Landlords are selling up in droves as government policies designed to rein in the buy-to-let market start to eat into their profits.
New figures from landlord association ARLA Propertymark have revealed that an average of four landlords sold their property per estate agency branch in March, compared to three in February.
Landlords have been hit by a raft of changes in the past year as part of the government’s plan to rein in buy-to-let investment.
Last year, the government increased stamp duty on second homes by 3% to help free up property for first-time buyers.
Mortgage interest relief for residential buy-to-let properties has been reduced to the base income tax rate, which is 20%. Landlords were previously able to claim tax relief on the top rate of tax of up to 45%.
The change means landlords will no longer be able to deduct mortgage interest payments or any other finance-related costs from their turnover before declaring their taxable income.
The Bank of England’s Prudential Regulation Authority also introduced tougher underwriting standards and affordability assessments on 1 January to make sure borrowers can cover the cost of their mortgage in the event of an interest rate rise.
David Cox, ARLA Propertymark chief executive, said: “The introduction of mortgage interest relief means the market is becoming less and less attractive to investors and it appears some landlords are, as we predicted, choosing to exit the market rather than pay the higher taxes.”
“What’s more, two-thirds of our members are concerned the government will introduce even more landlord taxes in 2017, which will only further dampen supply.”
The Council of Mortgage Lenders expects the number of buy-to-let purchases for March to halve from 142,000 in the 12 months leading up to the stamp duty change to around 70,000 – a drop of 42%.
According to data from Countrywide, the proportion of homes let by landlords through a limited company reached a record high of 20% in the first quarter.
Landlords who own their properties as a limited company can avoid the changes to taxation and instead pay Corporation Tax, which is currently 20%, but set to drop to 18% from 2020.

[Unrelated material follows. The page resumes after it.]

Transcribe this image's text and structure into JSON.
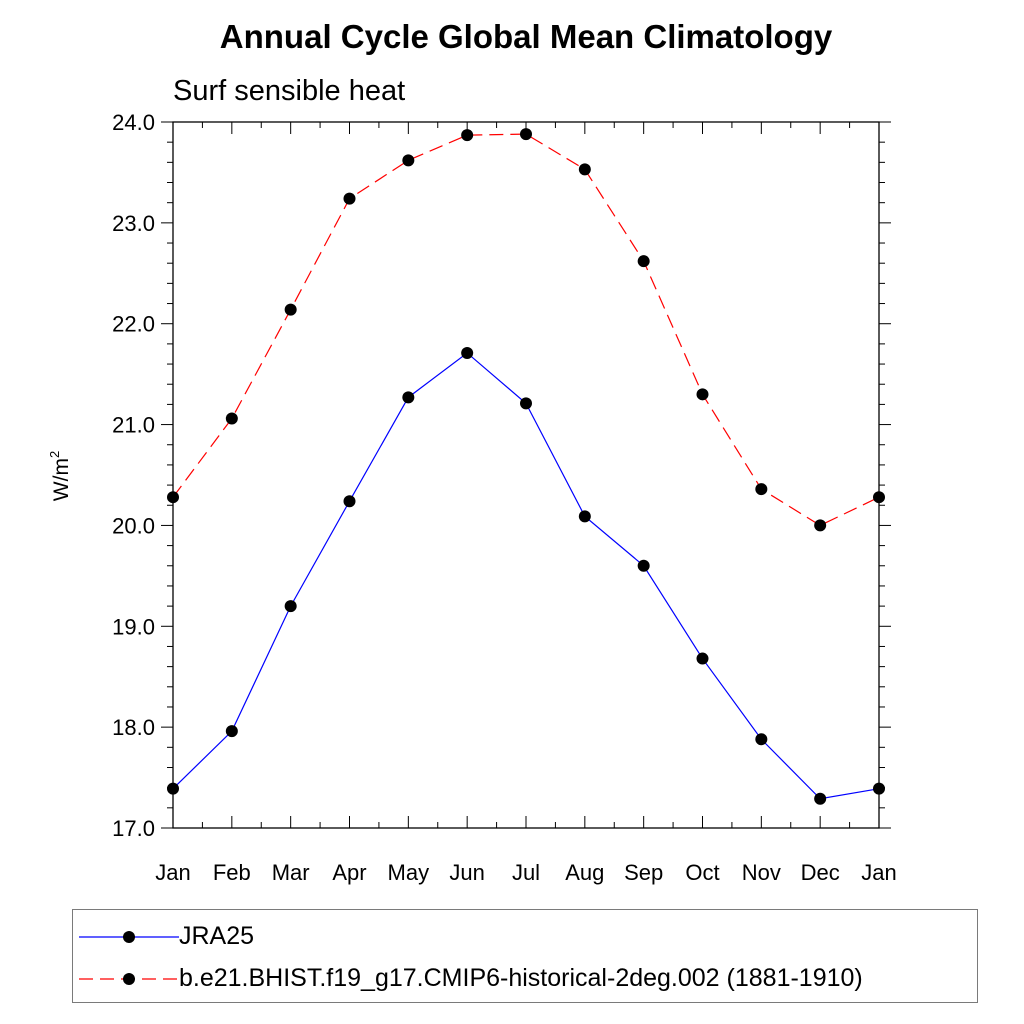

By doing this landlords can claim the costs of running their buy-to-let properties as an allowable expense, effectively writing off the cost of their mortgage payments.
The ARLA Propertymark figures also showed a quarter of letting agents saw landlords increasing rents in March.
“Following the announcement of the ban on letting agent fees, we expect the situation to only get worse for tenants when inevitably the costs are passed onto tenants through higher rents,” said Cox.
Ministers have argued that the new regulations will level the playing field between landlords and homeowners, allowing more first-time buyers to get on the property ladder.
However, experts believe landlords will need to increase rents between 20% and 30% to cope with the extra cost of the tax hikes.
Over the last two decades, the number of privately rented homes has more than doubled from just over two million to more than 5.3 million.
Bernard Clarke from the CML said that while there were concerns about the impact of buy-to-let on affordability for owner-occupiers, growth of the sector had widened choice for tenants and delivered higher standards of accommodation.
“Over a relatively short period, we have seen the introduction of a raft of fiscal and regulatory measures that bear down on landlords and buy-to-let lending. The combined effects have resulted in a significant reduction in new property purchases by landlords, which can be clearly seen from our data. Some of the measures have also encouraged landlords to sell existing rental properties.
“It is still too early to predict long-term effects of all these measures on the balance of tenure. But we may already be beginning to see the reversal of a long period of expansion of the private rented sector.”